In fretta giunge la nottata, che stranamente mi offre la possibilità di dormire un poco di più, grazie al passaggio all’ora legale – sì, perché la notte della SFA è famosa per essere trascorsa più o meno insonne: c’è troppo da raccontare! – e chiaramente con il prolungato riposo notturno, mi sentivo ancora più carica e ansiosa di affrontare la seconda giornata di laboratori. Per qualche ora io e il mio gruppo siamo diventati abili “elettricisti” Siamo stati in grado, collaborando, mettendo insieme idee e aiutandoci l’uno con l’altro, di costruire delle prolunghe. Il grande merito di questo laboratorio è stato quello di farci capire come, in questi quattro anni, siamo diventati una vera e propria squadra; quanto sia contagiosa la solidarietà, e quanto sia più facile, e dia maggiori soddisfazioni, raggiungere un obiettivo, una meta, un traguardo, tutti insieme. L’ultimo laboratorio di questo primo weekend di SFA è stato “Gioco 4”, in cui, da bravi animatori quali siamo, abbiamo dovuto preparare giochi specifici per la serata di animazione che noi del 4°anno dovremo in seguito organizzare per quelli del 1°anno, durante l’ultimo weekend. E così, senza nemmeno accorgermene, in un batter d’occhio era già terminato un magnifico weekend di SFA. Ammetto che un po’ di tristezza già c’è nel pensare che questo sarà il mio ultimo anno di Scuola Animatori. Quando intraprendi il cammino del primo anno, e magari non lo hai scelto del tutto spontaneamente, ma ti ci hanno convinto a compierlo, può succedere di sentirti un po’ fuori posto e magari lasci che le esperienze ti scivolino accanto, senza farle tue.
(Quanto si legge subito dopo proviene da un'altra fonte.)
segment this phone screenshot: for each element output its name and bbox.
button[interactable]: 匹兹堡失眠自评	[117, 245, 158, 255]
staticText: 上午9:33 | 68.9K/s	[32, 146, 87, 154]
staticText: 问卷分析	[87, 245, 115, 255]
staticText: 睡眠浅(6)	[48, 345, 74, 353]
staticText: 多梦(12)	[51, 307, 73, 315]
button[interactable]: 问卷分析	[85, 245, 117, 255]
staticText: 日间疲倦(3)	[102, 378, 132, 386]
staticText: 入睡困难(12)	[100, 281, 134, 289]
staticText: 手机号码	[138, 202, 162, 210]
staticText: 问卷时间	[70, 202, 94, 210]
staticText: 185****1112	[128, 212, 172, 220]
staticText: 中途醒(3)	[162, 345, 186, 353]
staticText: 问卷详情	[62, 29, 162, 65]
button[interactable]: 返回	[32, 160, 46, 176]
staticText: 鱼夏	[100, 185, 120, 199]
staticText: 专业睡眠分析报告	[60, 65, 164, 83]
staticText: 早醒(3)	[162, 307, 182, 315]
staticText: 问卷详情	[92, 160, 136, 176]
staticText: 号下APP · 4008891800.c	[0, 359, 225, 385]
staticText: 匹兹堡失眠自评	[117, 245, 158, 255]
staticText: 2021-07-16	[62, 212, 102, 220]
Ecco, per me non è mai stato così. Dal primo istante della mia esperienza, mi sono sentita al posto giusto: sono “salesiana” da quando avevo tre anni e continuo a sentirmi tale nel carattere e, perché no, nell’aspetto. Ho una certezza che mi dà forza: io, di Te non mi stanco mai.
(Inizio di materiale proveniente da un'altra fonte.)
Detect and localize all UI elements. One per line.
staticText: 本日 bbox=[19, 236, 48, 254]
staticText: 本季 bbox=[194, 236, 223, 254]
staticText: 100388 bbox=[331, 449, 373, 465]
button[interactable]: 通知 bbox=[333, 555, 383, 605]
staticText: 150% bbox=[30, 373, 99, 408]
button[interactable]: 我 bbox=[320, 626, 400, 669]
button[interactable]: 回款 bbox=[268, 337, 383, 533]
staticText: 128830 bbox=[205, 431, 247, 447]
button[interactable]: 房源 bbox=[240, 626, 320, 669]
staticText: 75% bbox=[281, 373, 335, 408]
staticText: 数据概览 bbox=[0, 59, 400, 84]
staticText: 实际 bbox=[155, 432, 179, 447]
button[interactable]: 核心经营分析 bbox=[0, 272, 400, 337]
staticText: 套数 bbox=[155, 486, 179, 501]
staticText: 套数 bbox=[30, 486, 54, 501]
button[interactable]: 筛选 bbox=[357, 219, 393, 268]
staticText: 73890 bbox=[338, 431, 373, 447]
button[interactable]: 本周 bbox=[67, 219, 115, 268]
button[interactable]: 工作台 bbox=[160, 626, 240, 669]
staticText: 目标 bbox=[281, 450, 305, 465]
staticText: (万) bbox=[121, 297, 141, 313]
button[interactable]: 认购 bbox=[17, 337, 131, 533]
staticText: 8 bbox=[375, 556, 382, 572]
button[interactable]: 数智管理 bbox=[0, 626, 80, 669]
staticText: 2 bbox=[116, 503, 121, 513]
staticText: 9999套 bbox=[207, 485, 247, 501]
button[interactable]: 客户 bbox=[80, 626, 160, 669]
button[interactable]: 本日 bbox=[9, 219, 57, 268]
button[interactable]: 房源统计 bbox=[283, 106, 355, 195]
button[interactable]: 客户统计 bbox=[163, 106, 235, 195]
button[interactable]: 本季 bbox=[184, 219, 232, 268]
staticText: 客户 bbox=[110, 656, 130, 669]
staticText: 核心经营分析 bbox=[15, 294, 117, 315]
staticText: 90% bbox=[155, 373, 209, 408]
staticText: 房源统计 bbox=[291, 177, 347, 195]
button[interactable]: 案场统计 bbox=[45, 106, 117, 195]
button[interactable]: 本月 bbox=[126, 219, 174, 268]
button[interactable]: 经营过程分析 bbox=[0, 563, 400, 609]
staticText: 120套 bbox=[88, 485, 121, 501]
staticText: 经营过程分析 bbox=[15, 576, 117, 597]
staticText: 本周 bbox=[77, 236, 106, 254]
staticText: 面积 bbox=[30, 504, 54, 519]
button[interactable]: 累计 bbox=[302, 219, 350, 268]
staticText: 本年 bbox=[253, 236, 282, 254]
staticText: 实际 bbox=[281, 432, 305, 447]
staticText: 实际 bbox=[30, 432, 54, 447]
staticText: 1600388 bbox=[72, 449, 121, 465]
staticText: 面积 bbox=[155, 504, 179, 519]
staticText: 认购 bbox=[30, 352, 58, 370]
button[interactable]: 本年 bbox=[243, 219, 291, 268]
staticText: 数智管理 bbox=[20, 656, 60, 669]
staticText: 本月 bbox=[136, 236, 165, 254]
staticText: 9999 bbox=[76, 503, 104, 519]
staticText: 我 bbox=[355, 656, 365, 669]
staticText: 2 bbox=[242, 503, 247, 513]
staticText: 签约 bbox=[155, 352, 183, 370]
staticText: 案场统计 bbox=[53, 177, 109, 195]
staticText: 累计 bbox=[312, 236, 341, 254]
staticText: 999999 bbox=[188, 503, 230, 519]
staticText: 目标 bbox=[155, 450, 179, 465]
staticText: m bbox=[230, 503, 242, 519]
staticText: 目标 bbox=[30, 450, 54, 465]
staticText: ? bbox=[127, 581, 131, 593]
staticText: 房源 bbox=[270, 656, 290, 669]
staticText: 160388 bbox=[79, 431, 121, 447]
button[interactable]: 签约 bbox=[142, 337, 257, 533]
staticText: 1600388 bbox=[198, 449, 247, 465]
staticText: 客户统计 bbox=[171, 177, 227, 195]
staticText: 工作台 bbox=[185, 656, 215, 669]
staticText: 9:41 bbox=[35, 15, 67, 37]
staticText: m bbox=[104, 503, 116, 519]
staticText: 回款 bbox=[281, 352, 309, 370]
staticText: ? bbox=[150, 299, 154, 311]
E’ proprio vero: una volta che entri in questo meraviglioso ambiente, a tutto puoi pensare, ma non certo ad uscirne, perché sei arrivata al capolinea.
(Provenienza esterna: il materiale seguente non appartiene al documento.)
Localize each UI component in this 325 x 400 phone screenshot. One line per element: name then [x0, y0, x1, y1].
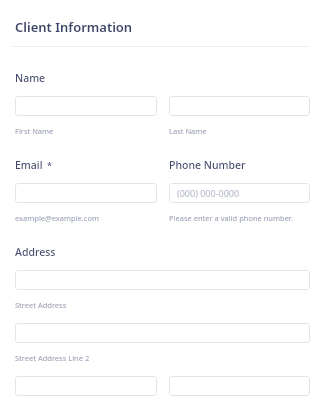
- staticText: *: [47, 159, 52, 171]
- button[interactable]: [169, 96, 310, 116]
- staticText: Street Address: [15, 300, 67, 310]
- button[interactable]: [15, 376, 157, 396]
- button[interactable]: [169, 376, 310, 396]
- staticText: Client Information: [15, 18, 133, 36]
- staticText: Phone Number: [169, 158, 246, 172]
- button[interactable]: (000) 000-0000: [169, 183, 310, 203]
- staticText: Last Name: [169, 126, 207, 136]
- button[interactable]: [15, 96, 157, 116]
- staticText: example@example.com: [15, 213, 99, 223]
- staticText: First Name: [15, 126, 54, 136]
- staticText: Email: [15, 158, 43, 172]
- staticText: (000) 000-0000: [177, 187, 240, 199]
- staticText: Please enter a valid phone number.: [169, 213, 293, 223]
- button[interactable]: [15, 323, 310, 343]
- button[interactable]: [15, 183, 157, 203]
- staticText: Name: [15, 71, 46, 85]
- staticText: Address: [15, 245, 56, 259]
- button[interactable]: [15, 270, 310, 290]
- staticText: Street Address Line 2: [15, 353, 90, 363]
La cosa che mi rincuora, e mi carica, è avere la certezza che la SFA non ha mai una fine: essa continua a respirare e riproporsi, ogni giorno, nella realtà quotidiana di ciascuno di noi che sarà costantemente in grado di trasmettere, con entusiasmo, i valori appresi all’interno della più grande, gioiosa, intensa e arricchente Scuola di Vita che io abbia mai conosciuto.